Volume 5, No. 1 
January 2001

  Tibor Környei





Translation Journal
The Translator & the Computer


Using MS Word’s Advanced Find and Replace Function

by Tibor Környei

robably few people are familiar with, and even fewer use, the advanced feature of Microsoft Word's Find and Replace function. However, this feature may often prove to be extremely helpful in the translator's work. It can be accessed from the Find and Replace dialog box and it is called, depending on the version of Word, Use pattern matching or Use wildcards. The advanced feature only works after you have checked this option. If it is not presented to you in the dialog box, click the More button.

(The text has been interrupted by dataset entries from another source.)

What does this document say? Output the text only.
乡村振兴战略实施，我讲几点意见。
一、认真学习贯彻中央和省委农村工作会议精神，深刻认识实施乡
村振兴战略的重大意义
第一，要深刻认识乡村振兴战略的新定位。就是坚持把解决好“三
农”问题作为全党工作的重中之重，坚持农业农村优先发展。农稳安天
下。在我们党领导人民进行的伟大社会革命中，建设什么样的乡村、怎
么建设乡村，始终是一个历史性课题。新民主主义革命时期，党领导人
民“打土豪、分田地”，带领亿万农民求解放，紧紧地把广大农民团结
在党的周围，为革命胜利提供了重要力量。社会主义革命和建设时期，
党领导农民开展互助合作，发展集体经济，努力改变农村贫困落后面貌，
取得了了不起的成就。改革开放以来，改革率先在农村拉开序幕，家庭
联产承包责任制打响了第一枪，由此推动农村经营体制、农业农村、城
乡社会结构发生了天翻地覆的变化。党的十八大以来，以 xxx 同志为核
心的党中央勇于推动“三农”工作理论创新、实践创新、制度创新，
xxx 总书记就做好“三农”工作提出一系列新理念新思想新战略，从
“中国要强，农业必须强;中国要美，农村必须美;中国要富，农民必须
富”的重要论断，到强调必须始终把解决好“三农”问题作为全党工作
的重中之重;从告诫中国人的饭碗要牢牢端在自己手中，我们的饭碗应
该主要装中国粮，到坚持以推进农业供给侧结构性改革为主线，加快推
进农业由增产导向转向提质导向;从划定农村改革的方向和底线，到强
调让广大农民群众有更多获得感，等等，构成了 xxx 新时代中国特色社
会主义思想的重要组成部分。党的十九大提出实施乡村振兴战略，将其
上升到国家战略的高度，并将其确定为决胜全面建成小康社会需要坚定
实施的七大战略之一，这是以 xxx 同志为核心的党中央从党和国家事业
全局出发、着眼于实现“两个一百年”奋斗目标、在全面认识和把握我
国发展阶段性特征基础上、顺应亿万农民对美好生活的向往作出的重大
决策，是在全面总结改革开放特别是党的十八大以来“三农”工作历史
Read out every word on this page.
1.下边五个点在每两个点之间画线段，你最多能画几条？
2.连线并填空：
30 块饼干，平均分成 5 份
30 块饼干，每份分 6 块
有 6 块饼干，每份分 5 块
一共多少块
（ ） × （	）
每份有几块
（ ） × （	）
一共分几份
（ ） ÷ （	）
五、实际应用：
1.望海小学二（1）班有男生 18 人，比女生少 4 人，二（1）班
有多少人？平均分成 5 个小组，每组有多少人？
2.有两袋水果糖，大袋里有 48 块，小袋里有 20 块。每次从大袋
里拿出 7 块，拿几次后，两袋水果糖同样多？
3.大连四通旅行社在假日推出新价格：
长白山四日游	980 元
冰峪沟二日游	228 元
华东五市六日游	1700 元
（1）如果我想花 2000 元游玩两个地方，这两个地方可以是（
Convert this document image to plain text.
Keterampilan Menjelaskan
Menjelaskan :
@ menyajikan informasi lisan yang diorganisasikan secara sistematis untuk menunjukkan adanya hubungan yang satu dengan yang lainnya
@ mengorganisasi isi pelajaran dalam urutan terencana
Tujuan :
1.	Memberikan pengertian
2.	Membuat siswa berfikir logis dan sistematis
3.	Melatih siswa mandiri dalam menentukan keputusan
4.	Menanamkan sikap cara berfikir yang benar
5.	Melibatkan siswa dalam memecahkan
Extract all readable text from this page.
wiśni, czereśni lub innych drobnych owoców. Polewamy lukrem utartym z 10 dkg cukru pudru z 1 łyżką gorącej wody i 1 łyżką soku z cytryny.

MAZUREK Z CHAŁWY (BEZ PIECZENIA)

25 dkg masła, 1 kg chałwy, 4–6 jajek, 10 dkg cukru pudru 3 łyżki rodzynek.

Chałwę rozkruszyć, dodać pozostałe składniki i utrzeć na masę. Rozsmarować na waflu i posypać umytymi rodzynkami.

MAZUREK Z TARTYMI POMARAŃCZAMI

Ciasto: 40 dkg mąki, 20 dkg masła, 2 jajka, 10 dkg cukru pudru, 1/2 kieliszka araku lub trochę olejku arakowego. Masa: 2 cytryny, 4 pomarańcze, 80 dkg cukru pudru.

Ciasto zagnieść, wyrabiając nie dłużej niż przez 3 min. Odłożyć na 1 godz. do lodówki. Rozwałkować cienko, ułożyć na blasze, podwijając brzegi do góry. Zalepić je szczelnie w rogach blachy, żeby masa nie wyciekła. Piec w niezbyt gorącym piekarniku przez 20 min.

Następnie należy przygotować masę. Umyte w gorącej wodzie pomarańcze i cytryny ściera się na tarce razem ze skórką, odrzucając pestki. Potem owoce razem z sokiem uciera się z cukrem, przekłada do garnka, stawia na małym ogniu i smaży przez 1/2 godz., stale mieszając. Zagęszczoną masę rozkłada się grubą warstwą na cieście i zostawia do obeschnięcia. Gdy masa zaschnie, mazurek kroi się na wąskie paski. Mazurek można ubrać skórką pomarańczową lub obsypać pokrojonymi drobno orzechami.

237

Much time can be saved in translating legal, financial, and technical texts by using properly written find-and-replace formulas.
This feature allows you to set complex search conditions by using special character combinations. The symbols to be used are listed in detail under Word's Help menu, so we shall not describe them here. The use of this feature will be shown below using a few examples. You may want to test these examples in Word using a test file.

By highlighting portions of the text, the search can be limited to that portion of the document. Word will perform the search in this portion and then will ask you whether you wish to continue to search in the rest of the text. Click the No button. Replacement can also be performed in the interactive mode by first pressing the Find button and, upon reaching the desired string, deciding whether replacement is required. If so, you press the Replace button; if not, press Find Next.

1. Eliminating extra spaces

In our work we often accidentally type two or more spaces between words. You can easily replace multiple spaces with a single space using the advanced Find and Replace feature.

After selecting the Use wildcards option, type the following in the appropriate boxes:

Find what: •{2,}
Replace with:

The • symbol here stands for a regular space.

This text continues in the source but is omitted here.